By Nicole Jao
October 11, 2023 – 8:32 AM PDT
NEW YORK (Reuters) – Oil prices fell over 2% on Wednesday as fears of disruption to supplies due to conflict in the Middle East receded a day after top OPEC producer Saudi Arabia pledged to help stabilize the market.
Brent futures fell $2.10, or 2.4%, to $85.55 a barrel by 10:41 a.m. EDT (1441 GMT). U.S. West Texas Intermediate (WTI) crude fell $2.55, or 3.0%, to $83.42.
Brent and WTI had surged more than $3.50 on Monday on concern the clashes between Israel and Palestinian Islamist group Hamas could escalate into a broader conflict that could disrupt global oil supply.

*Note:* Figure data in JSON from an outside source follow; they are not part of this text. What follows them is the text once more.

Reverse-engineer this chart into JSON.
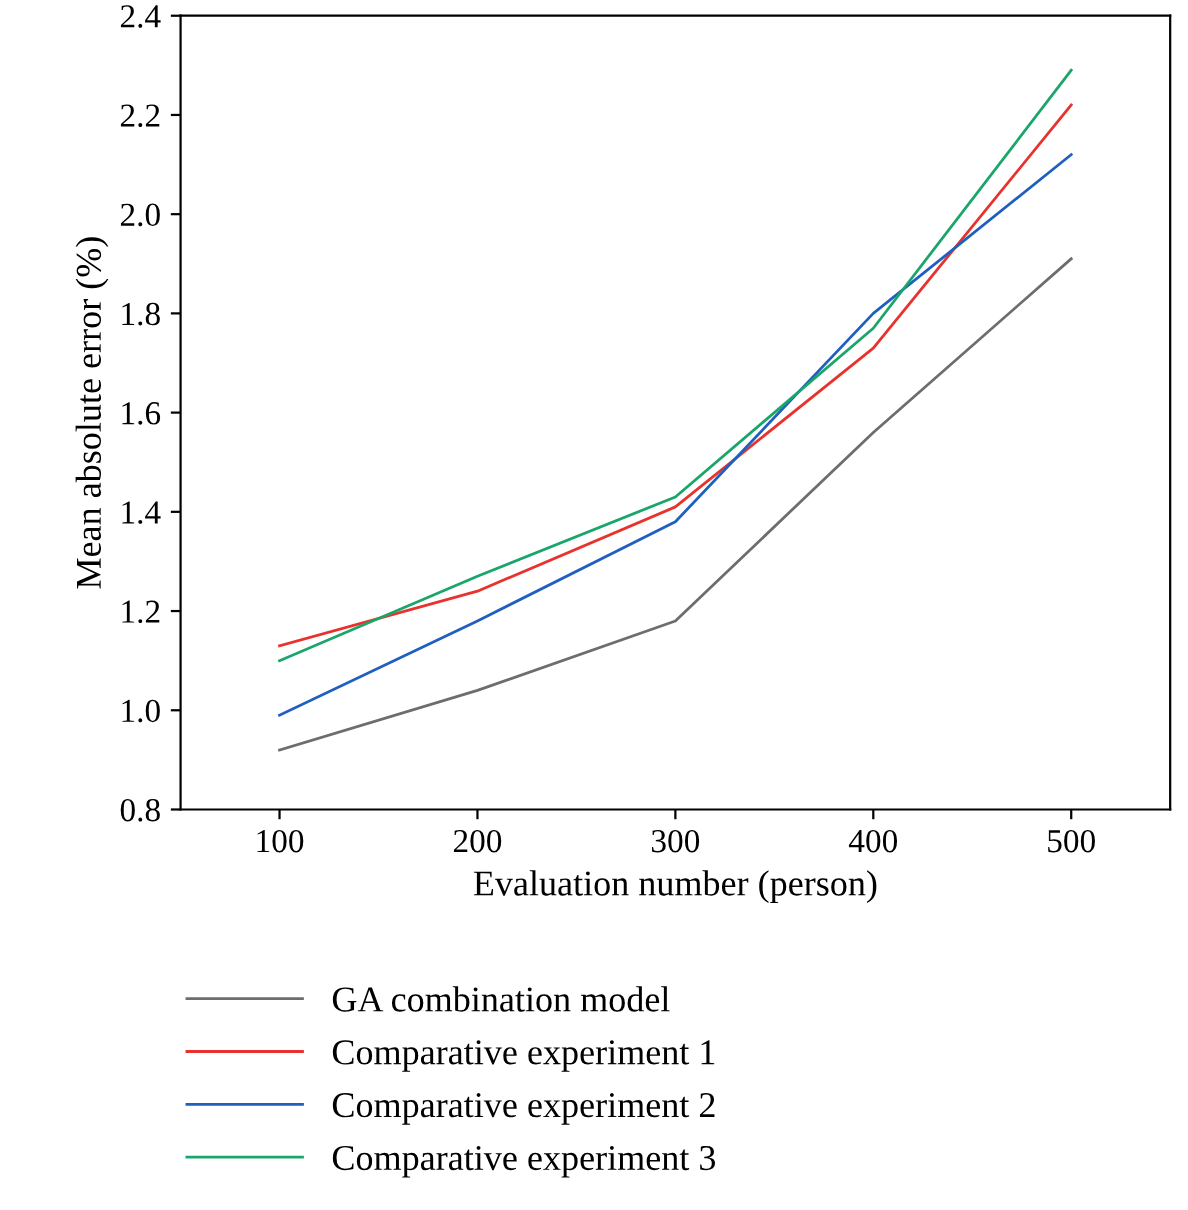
{
  "chart_data": {
    "type": "line",
    "xlabel": "Evaluation number (person)",
    "ylabel": "Mean absolute error (%)",
    "x": [
      100,
      200,
      300,
      400,
      500
    ],
    "series": [
      {
        "name": "GA combination model",
        "color": "#6d6d6d",
        "values": [
          0.92,
          1.04,
          1.18,
          1.56,
          1.91
        ]
      },
      {
        "name": "Comparative experiment 1",
        "color": "#e8322d",
        "values": [
          1.13,
          1.24,
          1.41,
          1.73,
          2.22
        ]
      },
      {
        "name": "Comparative experiment 2",
        "color": "#1f5fbf",
        "values": [
          0.99,
          1.18,
          1.38,
          1.8,
          2.12
        ]
      },
      {
        "name": "Comparative experiment 3",
        "color": "#1aa56a",
        "values": [
          1.1,
          1.27,
          1.43,
          1.77,
          2.29
        ]
      }
    ],
    "xlim": [
      50,
      550
    ],
    "xticks": [
      100,
      200,
      300,
      400,
      500
    ],
    "ylim": [
      0.8,
      2.4
    ],
    "yticks": [
      {
        "value": 0.8,
        "label": "0.8"
      },
      {
        "value": 1.0,
        "label": "1.0"
      },
      {
        "value": 1.2,
        "label": "1.2"
      },
      {
        "value": 1.4,
        "label": "1.4"
      },
      {
        "value": 1.6,
        "label": "1.6"
      },
      {
        "value": 1.8,
        "label": "1.8"
      },
      {
        "value": 2.0,
        "label": "2.0"
      },
      {
        "value": 2.2,
        "label": "2.2"
      },
      {
        "value": 2.4,
        "label": "2.4"
      }
    ],
    "legend": "bottom",
    "grid": false,
    "marker": "none",
    "line_style": "solid"
  }
}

Prices settled slightly lower on Tuesday after Saudi Arabia said it was working with regional and international partners to prevent an escalation, and reaffirmed its efforts to stabilise oil markets.
“We’ve taken 6.4% of the refinery utilization rate off the table in the last three EIA (U.S. Energy Information Administration) reports… That’s over 1,000,000 barrels that didn’t go through the refinery,” said Bob Yawger, director of energy futures at Mizuho, a bank.
Moreover, in the higher rates environment moving forward that “could put the brakes on the upside as far as crude oil,” Yawger said.
Interest rate hikes to tame inflation can slow economic growth and reduce oil demand.
Exxon Mobil (XOM.N) agreed to buy U.S. rival Pioneer Natural Resources (PXD.N) in an all-stock deal valued at $59.5 billion that would make it the biggest producer in the Permian shell, the largest U.S. oilfield.
“Both WTI and Brent retreated yesterday as concerns of a sudden and unexpected supply disruption have been swept aside for now,” PVM analyst Tamas Varga said.
Trading house Mercuria sees oil prices reaching $100 a barrel if the situation in the Middle East escalates further, deputy CEO Magid Shenouda said on Wednesday.
Russia and Saudi Arabia met in Moscow on Wednesday, when Russian president Vladimir Putin said that OPEC+ coordination will continue “for the predictability of the oil market.”
OPEC+ is the partnership between the Organization of the Petroleum Exporting Countries (OPEC) and its allies, including Russia.
Putin also urged companies to prioritise the Russian domestic market. The country’s ban on gasoline and some diesel exports was rolled back again last week as diesel exports that arrive at ports by pipeline were permitted.
Elsewhere, investors will be looking ahead to the release of the U.S. Federal Reserve’s September policy meeting minutes due later on Wednesday for clues on future interest rate decisions.
U.S. Treasury Secretary Janet Yellen said that she still expected the U.S. economy to experience a soft landing, despite “additional concerns” brought about by the situation in Israel.
In Europe, the German government confirmed it expects the economy to contract by 0.4% this year because of persistently high inflation.
Global energy consumption will likely increase through 2050 and outpace advances in energy efficiency, the U.S. EIA said in an outlook.
The EIA will release its oil supply and demand expectations for the U.S. later Wednesday.